An Origin Story: Megan Hunt

By Abby Collins

Megan Hunt is no stranger to breaking down barriers.

This Brisbane Lions AFLW inaugural team member has been one of the pioneers for women’s footy in Queensland, overcoming obstacle after obstacle to pursue her passion.

From the moment she fell in love with the game at the age of 5, Hunt refused to let anything stand in her way.

Growing up in Gladstone she had no choice but to rough it out on field with the boys since there were no women’s teams available.

But when Hunt was told she could no longer play in the men’s grades, the 15-year-old footy fanatic wasn’t going to take no for an answer.

Outraged and upset, Hunt wrote to the league, and their response was simple: if she could get a women’s team together, they would think about starting a league.

Hunt got straight to work, and within no time she had rounded up a full roster, kickstarting a grassroots movement that would lay the foundations for women’s footy in regional Queensland for years to come.

“I came home from school having looped in all my friends to play,” Hunt said.

“I’m just really glad there’s footy up there now. I didn’t have a pathway growing up, it’s amazing to see that girls have that now.”

While Hunt might not see her trailblazing efforts as a big deal, the impact she has had on the AFLW landscape in Queensland in undeniable.

At just 20 years old she was drafted into the inaugural Brisbane Lions AFLW team, where her debut was also the team’s debut game. She had landed a dream that no one would’ve known was possible a year or two before.

Hunts’ journey has been far from smooth sailing. Her injury record shows a hat trick of ACL’s.

After her time with the Lions, she played six years for University of Queensland, played in the Northern Territory Football League Women’s (NTFLW) while working FIFO, and has since moved to the Southport Sharks.

To get her footy fix while working FIFO, she played on Fridays and then would fly back to work on Sundays. It was in the NTFLW Grand Final that she ruptured her ACL for a second time. Having just rehabbed her ACL back from a grade three tear, she was devastated for it to give out on her again so soon.

“I did my ACL tear while playing for UQ, I rehabbed it and did the Grand Final with them in the QAFLW,” she said.

“Then within six months I was up in Darwin playing in the NTFLW Grand Final with no real ACL.

“So, when it did finally rupture, I was devastated, I had just done all that rehab. I had some dark thoughts about whether or not I’d be able to get back to playing this time around.”

Having just signed on with the Southport Sharks at the time, Hunt wasn’t ready to be sidelined for her first season.

The Southport coaches saw Megan’s potential and passion as an opportunity. Asking her to be on the coaching staff, to take charge of the midfielders she would one day play with, was one of the best choices they could’ve made.

“The coaches sat me down and wanted me to be involved. They made me the midfield coach,” Megan said.

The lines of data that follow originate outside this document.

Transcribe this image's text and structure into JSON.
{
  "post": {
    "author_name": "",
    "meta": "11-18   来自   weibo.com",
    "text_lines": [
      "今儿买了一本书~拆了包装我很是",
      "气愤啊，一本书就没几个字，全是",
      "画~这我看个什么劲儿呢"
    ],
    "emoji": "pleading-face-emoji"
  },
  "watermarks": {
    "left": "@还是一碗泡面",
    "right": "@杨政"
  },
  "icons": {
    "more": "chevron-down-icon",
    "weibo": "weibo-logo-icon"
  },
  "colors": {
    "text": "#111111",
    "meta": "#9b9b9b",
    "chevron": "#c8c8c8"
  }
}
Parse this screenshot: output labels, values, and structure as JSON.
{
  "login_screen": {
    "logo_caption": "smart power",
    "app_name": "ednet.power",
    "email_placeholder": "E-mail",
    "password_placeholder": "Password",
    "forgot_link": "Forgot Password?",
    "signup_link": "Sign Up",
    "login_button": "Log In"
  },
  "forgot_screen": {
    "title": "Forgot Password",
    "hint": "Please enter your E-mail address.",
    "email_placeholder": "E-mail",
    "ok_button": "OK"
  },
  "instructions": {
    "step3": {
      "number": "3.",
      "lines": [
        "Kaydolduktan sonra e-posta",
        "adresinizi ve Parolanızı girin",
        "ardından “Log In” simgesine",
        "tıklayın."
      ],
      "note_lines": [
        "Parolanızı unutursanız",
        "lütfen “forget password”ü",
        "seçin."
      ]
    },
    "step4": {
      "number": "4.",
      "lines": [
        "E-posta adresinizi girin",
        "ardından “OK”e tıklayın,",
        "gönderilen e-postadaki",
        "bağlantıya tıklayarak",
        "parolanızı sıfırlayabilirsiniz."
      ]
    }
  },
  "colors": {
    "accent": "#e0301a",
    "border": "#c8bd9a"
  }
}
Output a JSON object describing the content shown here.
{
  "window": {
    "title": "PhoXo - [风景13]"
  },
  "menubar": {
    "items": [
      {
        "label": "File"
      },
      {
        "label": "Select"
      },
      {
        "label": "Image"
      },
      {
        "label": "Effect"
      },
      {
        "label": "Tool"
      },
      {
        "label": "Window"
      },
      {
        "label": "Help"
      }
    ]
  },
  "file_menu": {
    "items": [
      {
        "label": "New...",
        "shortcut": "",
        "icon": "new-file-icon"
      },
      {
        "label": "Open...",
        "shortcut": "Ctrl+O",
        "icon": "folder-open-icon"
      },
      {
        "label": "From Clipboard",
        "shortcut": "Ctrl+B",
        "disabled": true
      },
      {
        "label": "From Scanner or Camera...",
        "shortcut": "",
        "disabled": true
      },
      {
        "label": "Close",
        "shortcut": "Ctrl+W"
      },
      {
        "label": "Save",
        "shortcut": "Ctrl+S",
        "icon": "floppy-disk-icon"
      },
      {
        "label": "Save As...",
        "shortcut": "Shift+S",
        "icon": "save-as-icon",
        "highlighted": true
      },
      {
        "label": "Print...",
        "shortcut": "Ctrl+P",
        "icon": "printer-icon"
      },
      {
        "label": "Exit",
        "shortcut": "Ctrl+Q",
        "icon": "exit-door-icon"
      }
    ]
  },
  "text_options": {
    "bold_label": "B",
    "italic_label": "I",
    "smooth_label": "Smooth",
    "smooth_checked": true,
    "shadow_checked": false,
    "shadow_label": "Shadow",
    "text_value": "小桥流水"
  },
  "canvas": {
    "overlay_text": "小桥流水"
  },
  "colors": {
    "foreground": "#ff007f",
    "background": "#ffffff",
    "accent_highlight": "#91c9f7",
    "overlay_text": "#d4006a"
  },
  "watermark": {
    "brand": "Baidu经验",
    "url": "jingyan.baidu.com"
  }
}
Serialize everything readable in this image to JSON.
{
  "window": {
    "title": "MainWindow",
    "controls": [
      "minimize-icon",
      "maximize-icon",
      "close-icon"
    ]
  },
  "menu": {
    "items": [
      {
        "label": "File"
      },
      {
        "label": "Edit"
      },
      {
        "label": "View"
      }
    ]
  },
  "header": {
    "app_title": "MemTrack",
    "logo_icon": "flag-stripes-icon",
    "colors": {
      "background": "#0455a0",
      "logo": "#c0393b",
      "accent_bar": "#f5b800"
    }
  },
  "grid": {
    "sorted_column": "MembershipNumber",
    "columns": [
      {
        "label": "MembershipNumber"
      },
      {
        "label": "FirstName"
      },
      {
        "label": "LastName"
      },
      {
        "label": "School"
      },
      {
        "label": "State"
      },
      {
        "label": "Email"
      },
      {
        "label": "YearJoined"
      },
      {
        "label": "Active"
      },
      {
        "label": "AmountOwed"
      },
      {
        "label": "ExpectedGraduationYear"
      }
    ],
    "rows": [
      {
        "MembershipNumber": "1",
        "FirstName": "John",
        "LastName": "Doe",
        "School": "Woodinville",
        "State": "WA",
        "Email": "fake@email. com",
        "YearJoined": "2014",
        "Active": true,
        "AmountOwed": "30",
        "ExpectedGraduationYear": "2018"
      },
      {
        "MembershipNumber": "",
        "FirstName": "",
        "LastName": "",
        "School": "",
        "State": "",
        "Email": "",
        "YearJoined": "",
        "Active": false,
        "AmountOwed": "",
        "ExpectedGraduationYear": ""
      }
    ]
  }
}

“It was my first real coaching gig. I think it has really helped with my footy, it was an eye-opening experience to see the field from that side.

“I was so grateful for their support; they got me involved as soon as possible.”

This footy pioneers’ story is far from over. Having returned to the field donning the Sharks’ iconic guernsey, Megan is prepped and primmed for the battles ahead.

“It’s been amazing being back on the field,” she said.

“My first preseason game was against Aspley; I didn’t play at the level I wanted but it was just so good to be back out there.

“I feel like I haven’t played my best footy yet this year. I still have so much more to give. I’ve played for 23 years, and I won’t be stopping.

“I want to get back to where I was, if not better.”

Hunt’s efforts for women’s footy has been an inspiration to countless young women. She’s a true footy hero- a trailblazer who has pushed the boundaries of possibility and paved the way for the next generation of female footballers in Queensland.

“I’m nothing special, I’m just here playing footy,” she said humbly.